Governor Baker announced that he is preparing to distribute up to $502 million from the state portion of the federal Coronavirus Relief Fund to local cities and towns for their costs related to the COVID-19 pandemic. The plan will allow cities and towns to apply for estimated fiscal year 2020 needs immediately and then apply for fiscal year 2021 funds at a later date.

The funds must be utilized by municipalities for eligible costs related to the COVID-19 response effort, consistent with parameters established by the federal Coronavirus Aid, Relief and Economic Security Act (the “CARES” Act) and guidance from the U.S. Treasury Department.

The Baker administration said the available funds represent approximately 25 percent of the funding the state received from the federal Coronavirus Relief Fund and will help ease municipal cashflow pressures. It plans to distribute money to cities and towns quickly and efficiently and maintain necessary flexibility to allocate additional funds if unanticipated needs arise, or if federal rules change. These resources will also help ease municipal cashflow pressures.

“The COVID19 funding being released today is a much-needed resource to offset the unprecedented core municipal services costs being absorbed by all 351 cities and towns in the commonwealth,” said Rep. Russell Holmes (D-Boston). “The demands on our first responders, the need for personal protection equipment in our nursing homes, IT upgrades needed for staff to support constituents from home and much more will be needed for the foreseeable future. This funding will enable the mayors and city administrators to continue to focus on constituents’ welfare and not divert their time and energy to cuts that would have a devastating impact on our communities.”

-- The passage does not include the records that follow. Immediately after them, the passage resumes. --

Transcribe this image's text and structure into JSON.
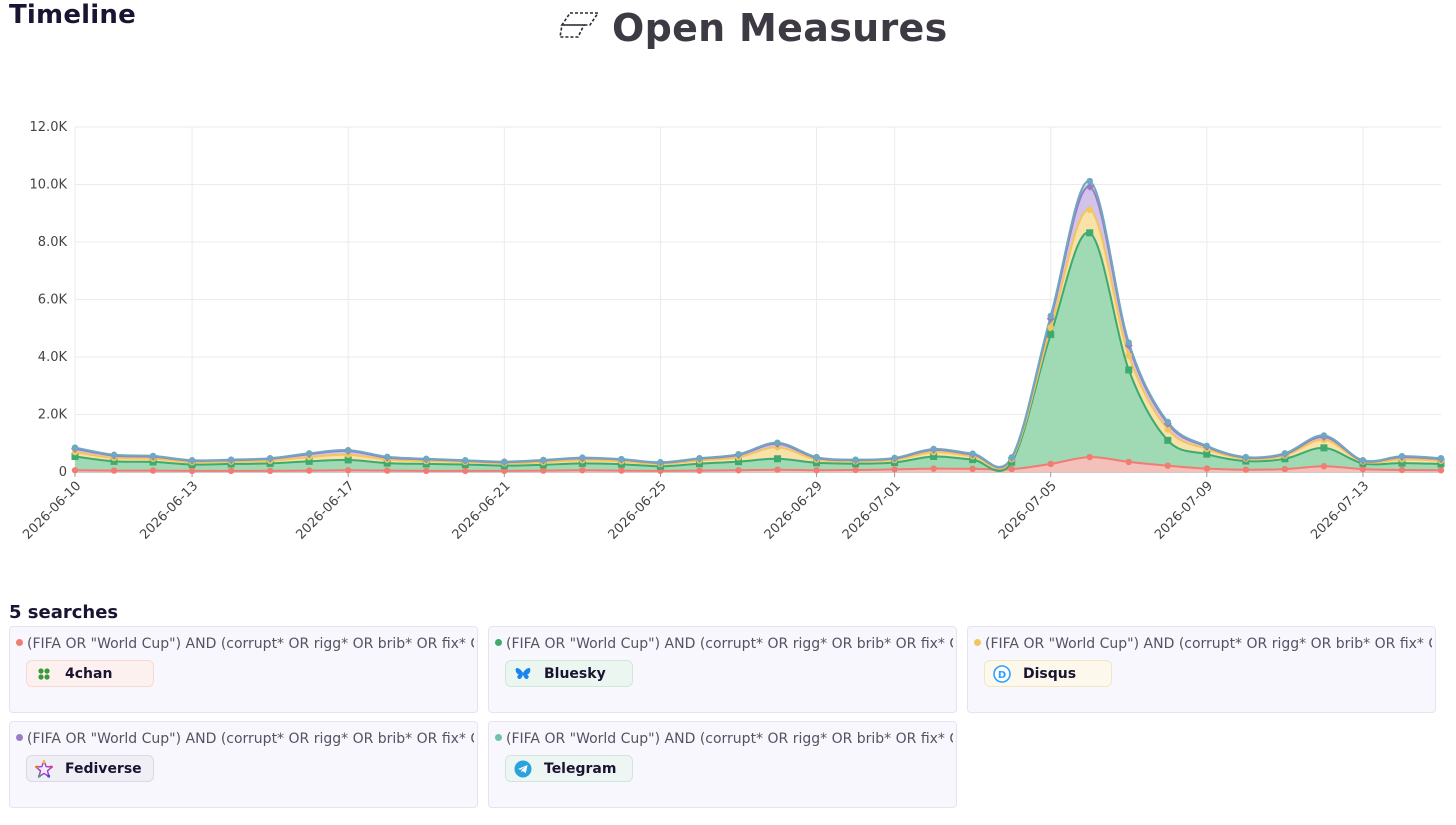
{
  "header": {
    "page_title": "Timeline",
    "brand_name": "Open Measures"
  },
  "chart_data": {
    "type": "area",
    "stacked": true,
    "x": [
      "2026-06-10",
      "2026-06-11",
      "2026-06-12",
      "2026-06-13",
      "2026-06-14",
      "2026-06-15",
      "2026-06-16",
      "2026-06-17",
      "2026-06-18",
      "2026-06-19",
      "2026-06-20",
      "2026-06-21",
      "2026-06-22",
      "2026-06-23",
      "2026-06-24",
      "2026-06-25",
      "2026-06-26",
      "2026-06-27",
      "2026-06-28",
      "2026-06-29",
      "2026-06-30",
      "2026-07-01",
      "2026-07-02",
      "2026-07-03",
      "2026-07-04",
      "2026-07-05",
      "2026-07-06",
      "2026-07-07",
      "2026-07-08",
      "2026-07-09",
      "2026-07-10",
      "2026-07-11",
      "2026-07-12",
      "2026-07-13",
      "2026-07-14",
      "2026-07-15"
    ],
    "x_tick_labels": [
      "2026-06-10",
      "2026-06-13",
      "2026-06-17",
      "2026-06-21",
      "2026-06-25",
      "2026-06-29",
      "2026-07-01",
      "2026-07-05",
      "2026-07-09",
      "2026-07-13"
    ],
    "ylim": [
      0,
      12000
    ],
    "y_tick_labels": [
      "0",
      "2.0K",
      "4.0K",
      "6.0K",
      "8.0K",
      "10.0K",
      "12.0K"
    ],
    "grid": true,
    "series": [
      {
        "color": "#f07c74",
        "fill": "#f9c0ba",
        "values": [
          60,
          50,
          50,
          40,
          40,
          40,
          50,
          60,
          50,
          40,
          40,
          40,
          50,
          60,
          50,
          40,
          50,
          60,
          80,
          60,
          70,
          90,
          120,
          110,
          100,
          280,
          520,
          350,
          220,
          120,
          80,
          100,
          200,
          100,
          70,
          60
        ]
      },
      {
        "color": "#3daa6e",
        "fill": "#9ad9b4",
        "values": [
          480,
          320,
          300,
          220,
          240,
          260,
          320,
          360,
          260,
          240,
          220,
          180,
          200,
          240,
          220,
          160,
          240,
          300,
          380,
          260,
          220,
          240,
          420,
          320,
          240,
          4500,
          7800,
          3200,
          880,
          500,
          300,
          360,
          640,
          200,
          240,
          220
        ]
      },
      {
        "color": "#f2c65b",
        "fill": "#fbe3a7",
        "values": [
          150,
          120,
          110,
          80,
          80,
          90,
          150,
          180,
          120,
          100,
          90,
          80,
          90,
          110,
          100,
          80,
          110,
          150,
          400,
          110,
          80,
          90,
          150,
          120,
          100,
          250,
          800,
          500,
          380,
          180,
          80,
          110,
          280,
          60,
          130,
          110
        ]
      },
      {
        "color": "#9a7bc4",
        "fill": "#d2c2e8",
        "values": [
          120,
          80,
          70,
          50,
          50,
          70,
          100,
          130,
          70,
          60,
          40,
          40,
          60,
          70,
          60,
          40,
          60,
          80,
          120,
          60,
          40,
          50,
          80,
          60,
          50,
          300,
          800,
          350,
          200,
          80,
          40,
          50,
          100,
          30,
          80,
          60
        ]
      },
      {
        "color": "#6fa8c0",
        "fill": "#c4e0ea",
        "values": [
          40,
          30,
          30,
          20,
          20,
          20,
          30,
          30,
          30,
          20,
          20,
          20,
          20,
          20,
          20,
          20,
          20,
          30,
          40,
          30,
          20,
          20,
          30,
          30,
          20,
          100,
          200,
          100,
          60,
          30,
          20,
          30,
          50,
          20,
          30,
          30
        ]
      }
    ]
  },
  "searches": {
    "count_label": "5 searches",
    "items": [
      {
        "query": "(FIFA OR \"World Cup\") AND (corrupt* OR rigg* OR brib* OR fix* O...",
        "source": "4chan",
        "dot_color": "#f07c74",
        "chip_bg": "#fdf1ef",
        "chip_border": "#f7d9d4",
        "icon": "4chan-clover-icon"
      },
      {
        "query": "(FIFA OR \"World Cup\") AND (corrupt* OR rigg* OR brib* OR fix* O...",
        "source": "Bluesky",
        "dot_color": "#3daa6e",
        "chip_bg": "#ecf6f0",
        "chip_border": "#cfe8d9",
        "icon": "bluesky-butterfly-icon"
      },
      {
        "query": "(FIFA OR \"World Cup\") AND (corrupt* OR rigg* OR brib* OR fix* O...",
        "source": "Disqus",
        "dot_color": "#f2c65b",
        "chip_bg": "#fdf8ec",
        "chip_border": "#f3e6c2",
        "icon": "disqus-d-icon"
      },
      {
        "query": "(FIFA OR \"World Cup\") AND (corrupt* OR rigg* OR brib* OR fix* O...",
        "source": "Fediverse",
        "dot_color": "#9a7bc4",
        "chip_bg": "#f1eff6",
        "chip_border": "#ddd7e8",
        "icon": "fediverse-star-icon"
      },
      {
        "query": "(FIFA OR \"World Cup\") AND (corrupt* OR rigg* OR brib* OR fix* O...",
        "source": "Telegram",
        "dot_color": "#6fc2b0",
        "chip_bg": "#edf6f3",
        "chip_border": "#cfe6de",
        "icon": "telegram-plane-icon"
      }
    ]
  }
}
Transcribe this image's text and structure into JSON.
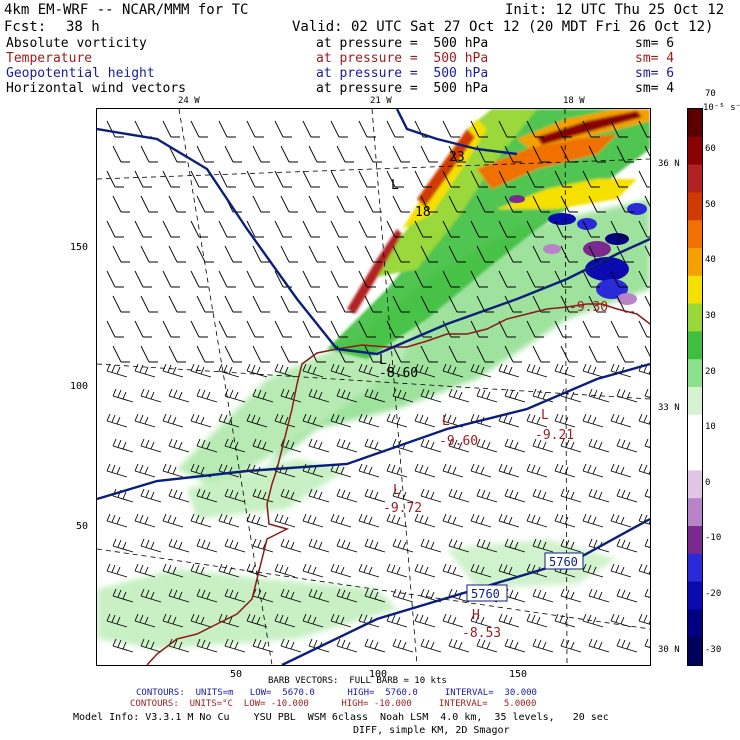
{
  "header": {
    "model": "4km EM-WRF -- NCAR/MMM for TC",
    "init": "Init: 12 UTC Thu 25 Oct 12",
    "fcst_label": "Fcst:",
    "fcst_hours": "38 h",
    "valid": "Valid: 02 UTC Sat 27 Oct 12 (20 MDT Fri 26 Oct 12)"
  },
  "fields": [
    {
      "name": "Absolute vorticity",
      "level": "at pressure =  500 hPa",
      "sm": "sm= 6",
      "color": "#000000"
    },
    {
      "name": "Temperature",
      "level": "at pressure =  500 hPa",
      "sm": "sm= 4",
      "color": "#9b1c1c"
    },
    {
      "name": "Geopotential height",
      "level": "at pressure =  500 hPa",
      "sm": "sm= 6",
      "color": "#1a1aa0"
    },
    {
      "name": "Horizontal wind vectors",
      "level": "at pressure =  500 hPa",
      "sm": "sm= 4",
      "color": "#000000"
    }
  ],
  "map": {
    "lon_labels": [
      "24 W",
      "21 W",
      "18 W"
    ],
    "lat_labels": [
      "36 N",
      "33 N",
      "30 N"
    ],
    "x_ticks": [
      "50",
      "100",
      "150"
    ],
    "y_ticks": [
      "150",
      "100",
      "50"
    ],
    "annotations": {
      "low_labels": [
        "L",
        "L",
        "L",
        "L",
        "L"
      ],
      "high_label": "H",
      "temp_values": [
        "-8.60",
        "-9.60",
        "-9.21",
        "-9.72",
        "-8.53",
        "-9.30"
      ],
      "height_labels": [
        "5760",
        "5760"
      ],
      "vort_labels": [
        "18",
        "23"
      ]
    }
  },
  "colorbar": {
    "unit": "10⁻⁵ s⁻¹",
    "labels": [
      "70",
      "60",
      "50",
      "40",
      "30",
      "20",
      "10",
      "0",
      "-10",
      "-20",
      "-30"
    ],
    "colors": [
      "#5a0000",
      "#8b0000",
      "#b22222",
      "#d03a00",
      "#f07000",
      "#f4a000",
      "#f5e000",
      "#9ad83a",
      "#3fbf3f",
      "#8be08b",
      "#d6f2d2",
      "#ffffff",
      "#ffffff",
      "#e2c4e4",
      "#b784c8",
      "#7a2a8f",
      "#2a2ad8",
      "#0a0ab0",
      "#000080",
      "#00005a"
    ]
  },
  "footer": {
    "barb_vectors": "BARB VECTORS:  FULL BARB = 10 kts",
    "contours1": "CONTOURS:  UNITS=m   LOW=  5670.0      HIGH=  5760.0     INTERVAL=  30.000",
    "contours2": "CONTOURS:  UNITS=°C  LOW= -10.000      HIGH= -10.000     INTERVAL=   5.0000",
    "model_info": "Model Info: V3.3.1 M No Cu    YSU PBL  WSM 6class  Noah LSM  4.0 km,  35 levels,   20 sec",
    "model_info2": "DIFF, simple KM, 2D Smagor"
  }
}
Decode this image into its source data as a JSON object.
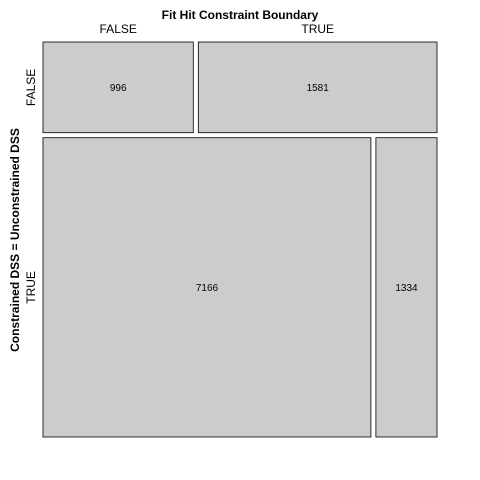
{
  "chart_data": {
    "type": "mosaic",
    "title": "Fit Hit Constraint Boundary",
    "xlabel": "Fit Hit Constraint Boundary",
    "ylabel": "Constrained DSS = Unconstrained DSS",
    "x_levels": [
      "FALSE",
      "TRUE"
    ],
    "y_levels": [
      "FALSE",
      "TRUE"
    ],
    "cells": [
      {
        "row": "FALSE",
        "col": "FALSE",
        "count": 996
      },
      {
        "row": "FALSE",
        "col": "TRUE",
        "count": 1581
      },
      {
        "row": "TRUE",
        "col": "FALSE",
        "count": 7166
      },
      {
        "row": "TRUE",
        "col": "TRUE",
        "count": 1334
      }
    ],
    "fill_color": "#cccccc",
    "border_color": "#000000"
  }
}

Not everyone agrees. “Never let a crisis go to waste,” said Chip Ford, executive director of Citizens for Limited Taxation (CLT). “This one has clearly defined who the ‘essential workers’ are and [who] are not. Municipalities and the state now have their own ‘new normal starting points’ when it’s over. Federal helicopter money dropped over the states to assist in this crisis of course needs to be distributed to the cities and towns as designed. Fortunately, limited by CLT’s Proposition 2½, municipalities can’t raise revenue through property tax hikes over 2.5 percent annually, and squeezing that from the record number of unemployed won’t be easy.”

“The funding is an important first step in recognizing the tremendous costs incurred by communities in helping to address the pandemic and helping them maintain their fiscal stability,” said House GOP Minority Leader Brad Jones (R-North Reading).

“The state is awarding money to cities and towns that they are borrowing from the federal government,” said said Massachusetts Fiscal Alliance Executive Director Paul Craney. “Massachusetts is already the highest indebted state in the country per capita,” said Massachusetts Fiscal Alliance Executive Director Paul Craney. “The best way out of this economic depression is to allow business owners and their workers to safely get back to work. Small businesses are the backbone of the Massachusetts economy, without them, the state is doomed.”